Herbstzauber

"Was ist Hadlyn? Warum starrst du so gedankenverloren vor dich hin?" fragte Lyriel ihren jungen Schüler leise, als sie ihn wieder einmal träumend über einem Buch sitzend fand.
Leicht erschrocken zuckte dieser zusammen, als er die Stimme seiner Lehrerin unvermittelt neben sich hörte. Er zwinkerte ein paar mal mit seinen Augen, bevor er sich wieder zurechtfand und sich seiner Lehrerin zuwandte.

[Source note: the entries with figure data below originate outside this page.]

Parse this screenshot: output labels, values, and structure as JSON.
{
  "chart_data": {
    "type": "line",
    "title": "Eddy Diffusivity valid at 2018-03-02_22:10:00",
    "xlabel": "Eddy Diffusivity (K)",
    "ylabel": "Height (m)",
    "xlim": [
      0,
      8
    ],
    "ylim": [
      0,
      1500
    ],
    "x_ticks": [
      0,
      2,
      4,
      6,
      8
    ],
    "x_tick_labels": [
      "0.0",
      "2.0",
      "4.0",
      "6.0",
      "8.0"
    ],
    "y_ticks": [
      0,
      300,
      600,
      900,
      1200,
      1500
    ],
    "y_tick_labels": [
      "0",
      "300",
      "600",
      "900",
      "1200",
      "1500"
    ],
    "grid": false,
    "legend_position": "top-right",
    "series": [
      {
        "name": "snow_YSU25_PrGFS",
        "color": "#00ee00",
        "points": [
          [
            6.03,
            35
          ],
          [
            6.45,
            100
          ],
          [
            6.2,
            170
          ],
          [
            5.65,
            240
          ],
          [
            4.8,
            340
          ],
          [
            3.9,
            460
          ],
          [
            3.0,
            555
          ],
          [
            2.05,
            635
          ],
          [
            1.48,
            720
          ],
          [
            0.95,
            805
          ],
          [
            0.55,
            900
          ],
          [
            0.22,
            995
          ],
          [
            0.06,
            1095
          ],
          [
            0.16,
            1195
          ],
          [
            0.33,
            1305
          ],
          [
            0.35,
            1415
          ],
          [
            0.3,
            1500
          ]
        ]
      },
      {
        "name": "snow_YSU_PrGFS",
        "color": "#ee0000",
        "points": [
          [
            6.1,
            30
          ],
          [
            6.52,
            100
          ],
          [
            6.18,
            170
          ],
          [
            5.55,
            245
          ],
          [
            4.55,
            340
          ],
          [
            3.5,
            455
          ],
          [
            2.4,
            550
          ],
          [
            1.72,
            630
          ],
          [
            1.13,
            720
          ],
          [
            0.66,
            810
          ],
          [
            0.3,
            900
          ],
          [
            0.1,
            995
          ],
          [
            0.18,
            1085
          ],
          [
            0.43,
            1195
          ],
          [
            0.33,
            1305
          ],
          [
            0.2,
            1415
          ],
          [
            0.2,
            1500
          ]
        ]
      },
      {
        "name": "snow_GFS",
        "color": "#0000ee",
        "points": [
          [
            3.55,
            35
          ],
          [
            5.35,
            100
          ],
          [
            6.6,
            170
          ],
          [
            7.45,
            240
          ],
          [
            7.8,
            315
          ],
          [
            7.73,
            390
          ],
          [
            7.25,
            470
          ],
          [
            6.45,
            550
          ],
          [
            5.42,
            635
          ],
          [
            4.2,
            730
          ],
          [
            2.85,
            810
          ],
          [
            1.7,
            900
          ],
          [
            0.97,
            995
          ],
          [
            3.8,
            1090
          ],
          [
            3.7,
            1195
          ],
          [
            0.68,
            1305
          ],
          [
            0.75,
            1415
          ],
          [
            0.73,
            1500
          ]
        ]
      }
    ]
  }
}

"Ich habe gerade ein wenig in dieser Kopie von Yale-kron gelesen. Um genauer zu sein von Faranor. Hier steht das dort gerade der Herbst beginnt. Was ist der Herbst?"
"Komm mit! Ich erkläre es dir draußen, damit wir die anderen nicht beim lesen stören." Flüsterte sie als Antwort und ging leise durch die schmalen Reihen von Tischen, an denen mancher Schüler, aber auch die ehrwürdigen Meister von Walei in zahlreichen Büchern und Schriftrollen lasen. Dichtauf folgte ihr Hadlyn; das kleine Buch das er gerade gelesen hatte in der Hand.
Als sie die kleine Studierstube verlassen hatten, wie sie es fast an jeder Ecke in Walei gab, ging Lyriel noch einige Schritte zum nächsten offenen Platz, bevor sie sich dort am Rande eines kleinen Springbrunnens auf den kühlen Stein setzte. Hadlyn nahm nur wenig später neben ihr Platz und schaute sie abwartend an.
Er wusste das seine Meisterin sich immer erst sammelte und genau überlegte wie sie eine Erklärung anfangen sollte, bevor sie sprach. Im Laufe der Zeit hatte er dies zu schätzen gelernt, denn viele Meister aus dem Volk der Kley verstrickten sich bald in ihren Ausführungen, so dass man nichts mehr verstand.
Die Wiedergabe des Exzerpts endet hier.